Ce qui implique la présence de moins d’étudiants en même temps au même endroit.

Les établissements devront alors retrouver une forme d’enseignement en mode hybride.

«Ça fait beaucoup de travail, ils doivent faire deux planifications. Une en présence complète et une en repli», a indiqué la ministre McCann, à propos des directions des établissements et leurs profs.

«Mais j’ai leur adhésion. J’ai eu l’assurance qu’ils vont le faire», promet-elle, ajoutant que 1 m de distance de séparation s’avère déjà une amélioration marquée par rapport à la situation de la dernière année.

Dr Arruda indique que le taux actuel de vaccination pour la première dose au sein du groupe des 16 à 29 ans est de 42 %. Des activités de sensibilisation à la vaccination destinées à ce groupe d’âge seront déployées au cours des trois prochains mois par les autorités. Plus de cliniques de vaccination pourraient être ouvertes sur les campus, selon Mme McCann.

Pas de cible pour les profs

Aucune cible de vaccination précise ne sera en vigueur pour les enseignants et les membres du personnel des cégeps et universités.

«On s’attend à ce que la majorité des professeurs et des membres du personnel soient vaccinés», a répondu Mme McCann, se référant à l’objectif global de vacciner au moins 75 % des Québécois adultes de deux doses avant la fin août énoncé par le ministre de la Santé, Christian Dubé.
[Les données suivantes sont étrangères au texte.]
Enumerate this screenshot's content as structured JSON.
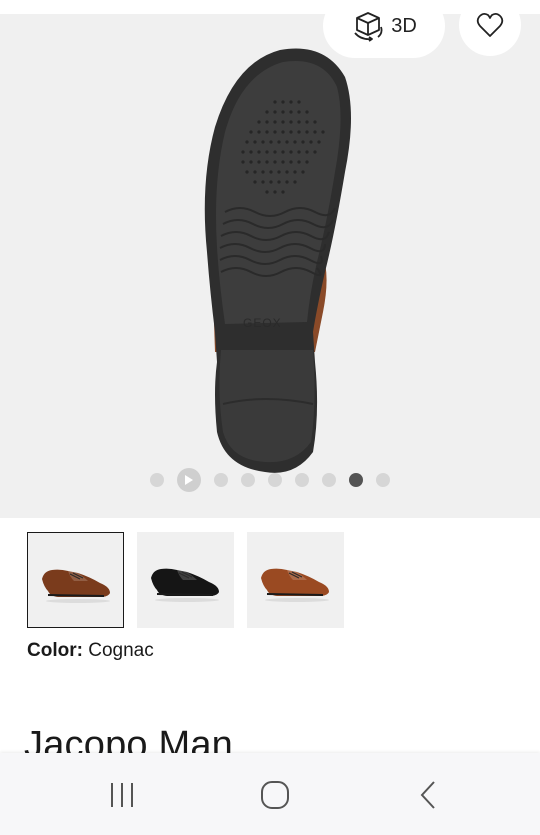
{
  "header": {
    "view3d_label": "3D",
    "view3d_icon": "cube-3d-icon",
    "favorite_icon": "heart-icon"
  },
  "gallery": {
    "image_count": 9,
    "active_index": 7,
    "play_index": 1,
    "sole_brand_text": "GEOX"
  },
  "thumbnails": [
    {
      "name": "cognac",
      "shoe_color": "#7a3b1c",
      "selected": true
    },
    {
      "name": "black",
      "shoe_color": "#151515",
      "selected": false
    },
    {
      "name": "light-brown",
      "shoe_color": "#9a4a22",
      "selected": false
    }
  ],
  "product": {
    "color_key": "Color:",
    "color_value": " Cognac",
    "title": "Jacopo Man"
  },
  "navbar": {
    "recents_icon": "recents-icon",
    "home_icon": "home-icon",
    "back_icon": "back-icon"
  },
  "colors": {
    "gallery_bg": "#f0f0f0",
    "dot_active": "#545454",
    "dot_inactive": "#d6d6d6"
  }
}
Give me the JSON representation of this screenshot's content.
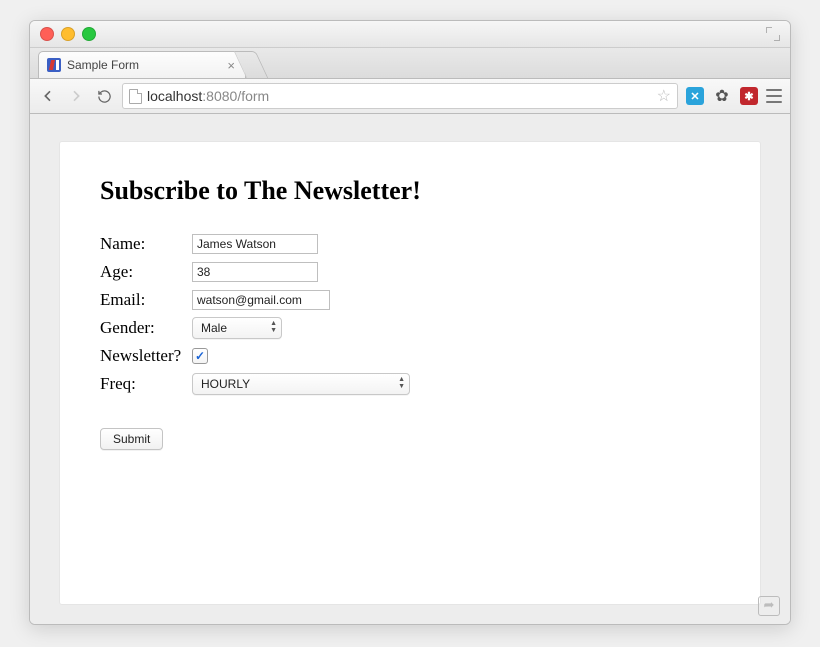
{
  "tab": {
    "title": "Sample Form"
  },
  "url": {
    "host": "localhost",
    "port": ":8080",
    "path": "/form"
  },
  "page": {
    "heading": "Subscribe to The Newsletter!",
    "labels": {
      "name": "Name:",
      "age": "Age:",
      "email": "Email:",
      "gender": "Gender:",
      "newsletter": "Newsletter?",
      "freq": "Freq:"
    },
    "values": {
      "name": "James Watson",
      "age": "38",
      "email": "watson@gmail.com",
      "gender": "Male",
      "newsletter_checked": true,
      "freq": "HOURLY"
    },
    "submit_label": "Submit"
  }
}
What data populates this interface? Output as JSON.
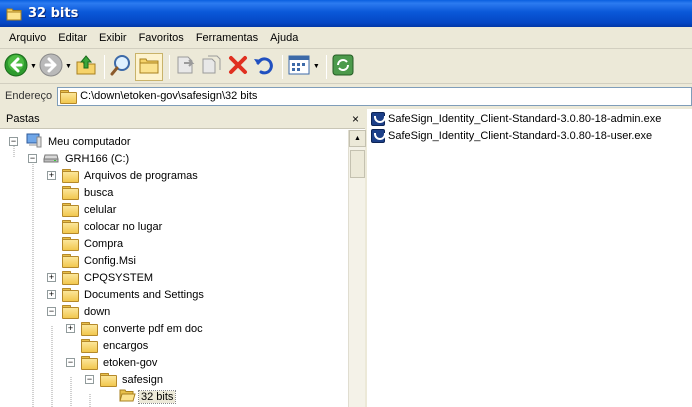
{
  "window": {
    "title": "32 bits"
  },
  "menubar": {
    "items": [
      "Arquivo",
      "Editar",
      "Exibir",
      "Favoritos",
      "Ferramentas",
      "Ajuda"
    ]
  },
  "toolbar": {
    "buttons": [
      "back-icon",
      "forward-icon",
      "up-folder-icon",
      "search-icon",
      "folders-icon",
      "move-to-icon",
      "copy-to-icon",
      "delete-icon",
      "undo-icon",
      "views-icon",
      "sync-icon"
    ]
  },
  "address": {
    "label": "Endereço",
    "value": "C:\\down\\etoken-gov\\safesign\\32 bits"
  },
  "folders_pane": {
    "title": "Pastas",
    "close": "×",
    "tree": [
      {
        "label": "Meu computador",
        "expander": "−",
        "icon": "computer-icon"
      },
      {
        "label": "GRH166 (C:)",
        "expander": "−",
        "icon": "drive-icon"
      },
      {
        "label": "Arquivos de programas",
        "expander": "+",
        "icon": "folder-icon"
      },
      {
        "label": "busca",
        "expander": "",
        "icon": "folder-icon"
      },
      {
        "label": "celular",
        "expander": "",
        "icon": "folder-icon"
      },
      {
        "label": "colocar no lugar",
        "expander": "",
        "icon": "folder-icon"
      },
      {
        "label": "Compra",
        "expander": "",
        "icon": "folder-icon"
      },
      {
        "label": "Config.Msi",
        "expander": "",
        "icon": "folder-icon"
      },
      {
        "label": "CPQSYSTEM",
        "expander": "+",
        "icon": "folder-icon"
      },
      {
        "label": "Documents and Settings",
        "expander": "+",
        "icon": "folder-icon"
      },
      {
        "label": "down",
        "expander": "−",
        "icon": "folder-icon"
      },
      {
        "label": "converte pdf em doc",
        "expander": "+",
        "icon": "folder-icon"
      },
      {
        "label": "encargos",
        "expander": "",
        "icon": "folder-icon"
      },
      {
        "label": "etoken-gov",
        "expander": "−",
        "icon": "folder-icon"
      },
      {
        "label": "safesign",
        "expander": "−",
        "icon": "folder-icon"
      },
      {
        "label": "32 bits",
        "expander": "",
        "icon": "open-folder-icon"
      }
    ]
  },
  "files": [
    {
      "name": "SafeSign_Identity_Client-Standard-3.0.80-18-admin.exe",
      "icon": "safesign-exe-icon"
    },
    {
      "name": "SafeSign_Identity_Client-Standard-3.0.80-18-user.exe",
      "icon": "safesign-exe-icon"
    }
  ]
}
Quant à la montée possible en force d’un nouveau variant, Dr Arruda assure que la Santé publique «considère chaque variant comme une menace potentielle. Mais on ne peut pas vivre avec la peur ou la paralysie totale. C’est pour ça qu’il y a beaucoup de si, justement. La menace des variants est là pour rester. On va voir comment le virus se comporte l’année prochaine, s’il sera plus bénin ou s’il faudra vacciner encore chaque année comme avec la grippe. On surveille ça de très près», a-t-il résumé.